Currently, this looks like writing a novel. It’s not my first attempt (or even my first book), but it’s the one I intend to finish, investing the time and effort to nurture the story that won’t leave my mind. For a few years, I tried to honour both this dream and my commitment to freelance and advocacy work, but at this time in my life, the effects of RA (and age) meant such scattered effort halted my progress and eroded my health. Ten years ago, I prioritized differently, but my new-found awareness of a realistic limit in available time clarified my view and there was only one decision to make: To put the book—and most importantly, myself—first.

Maturity has brought me to a place where I now prioritize my own needs. In our culture, women are taught to meet the needs of others before ourselves, and the challenges of living with a chronic illness can enhance that, making it seem more important to keep showing up for others even if it causes RA flares. But turning 60 changed that for me. My family and friends are essential to my happiness, but I am old enough, and perhaps wise enough, to realize all the way into my oft-aching bones this truth: If I don’t meet my own needs first, I do not bring my best self to my relationships with others.

Turning 60 has, in a way, applied the Serenity Prayer to my life with RA. At long last, I have (mostly) learned to accept the things I cannot change, such as the effects of RA on how I live my life and rolling with whatever unpredictable changes occur on a day-to-day. This has given me the courage to change the things I can and do so now, putting my needs first, be they a nap or writing a novel. And lastly, I feel the beginnings of the wisdom to know the difference between what deserves the work involved in change and that which is a wasted effort.

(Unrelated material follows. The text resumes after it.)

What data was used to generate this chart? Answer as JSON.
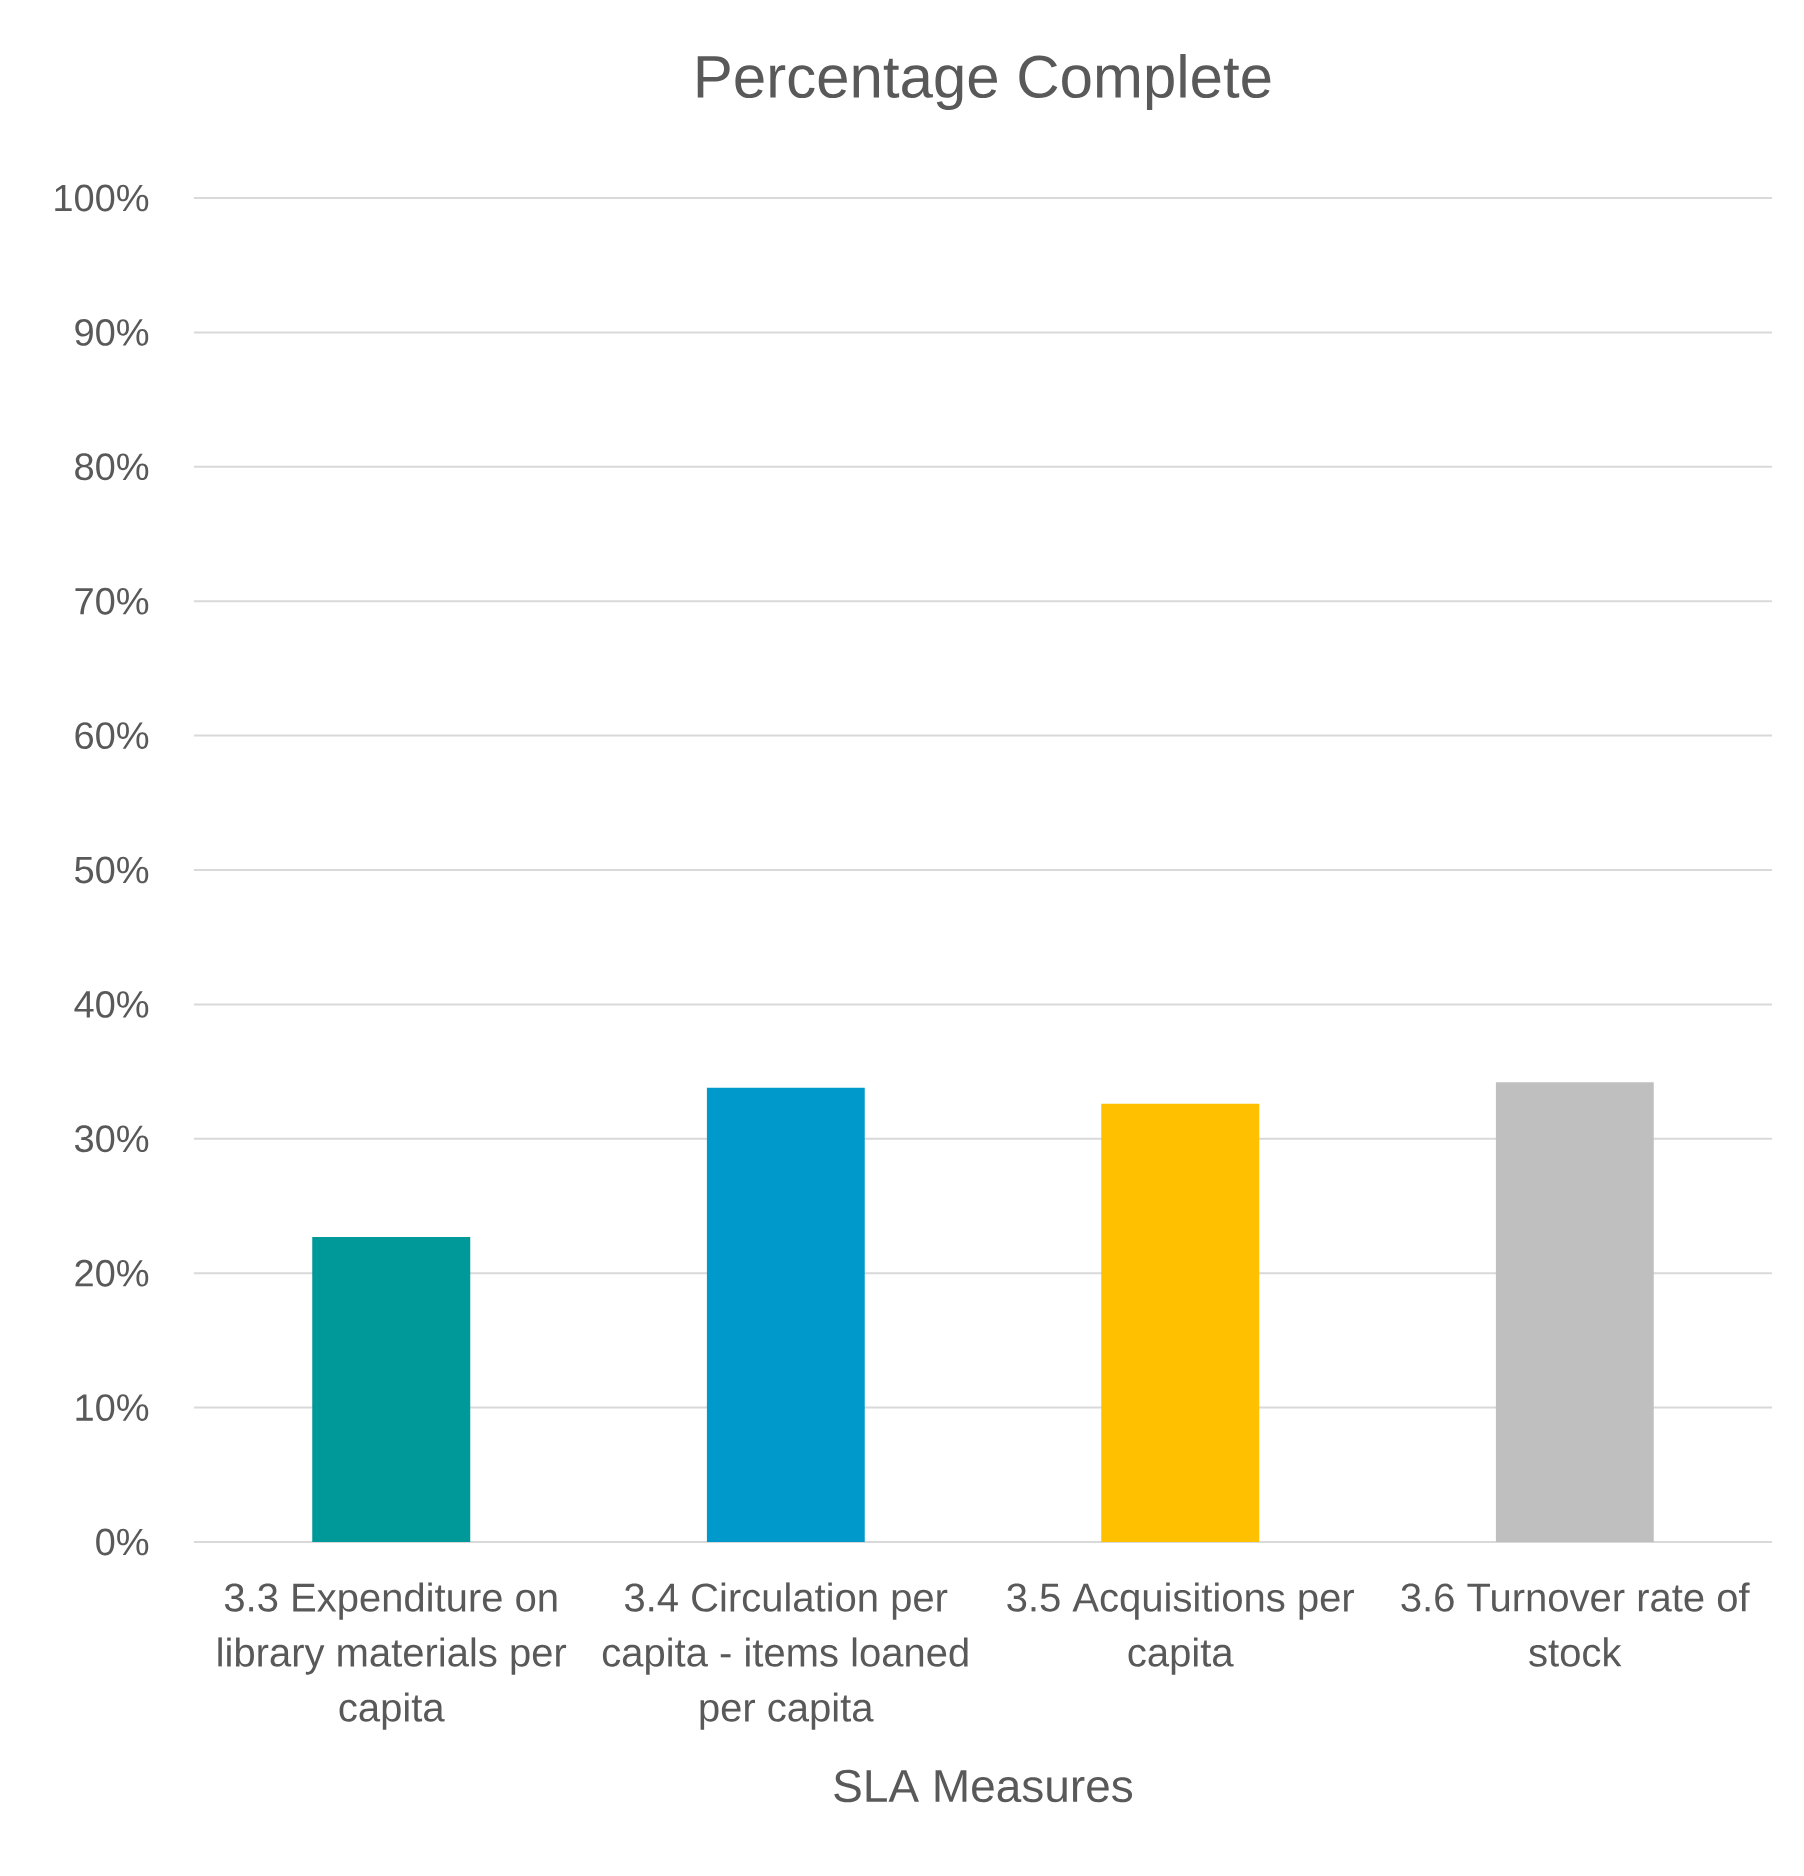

RA affecting how I age was to be expected. But what has been a surprise is that so far, this has felt much less like the stain our youth-obsessed culture dreads and more a gentle wash. In my experience so far, aging is an enhancement like the colours of the sunrise on a new morning’s clouds: Transformative, beautiful, and altogether a stunning bonus to another stage of life.

Lene Andersen, MSW, Patient Advocate:  Lene Andersen is an author, health and disability advocate, and photographer living in Toronto. Lene (pronounced Lena) has lived with rheumatoid arthritis since she was four years old and uses her experience to help others with chronic illness.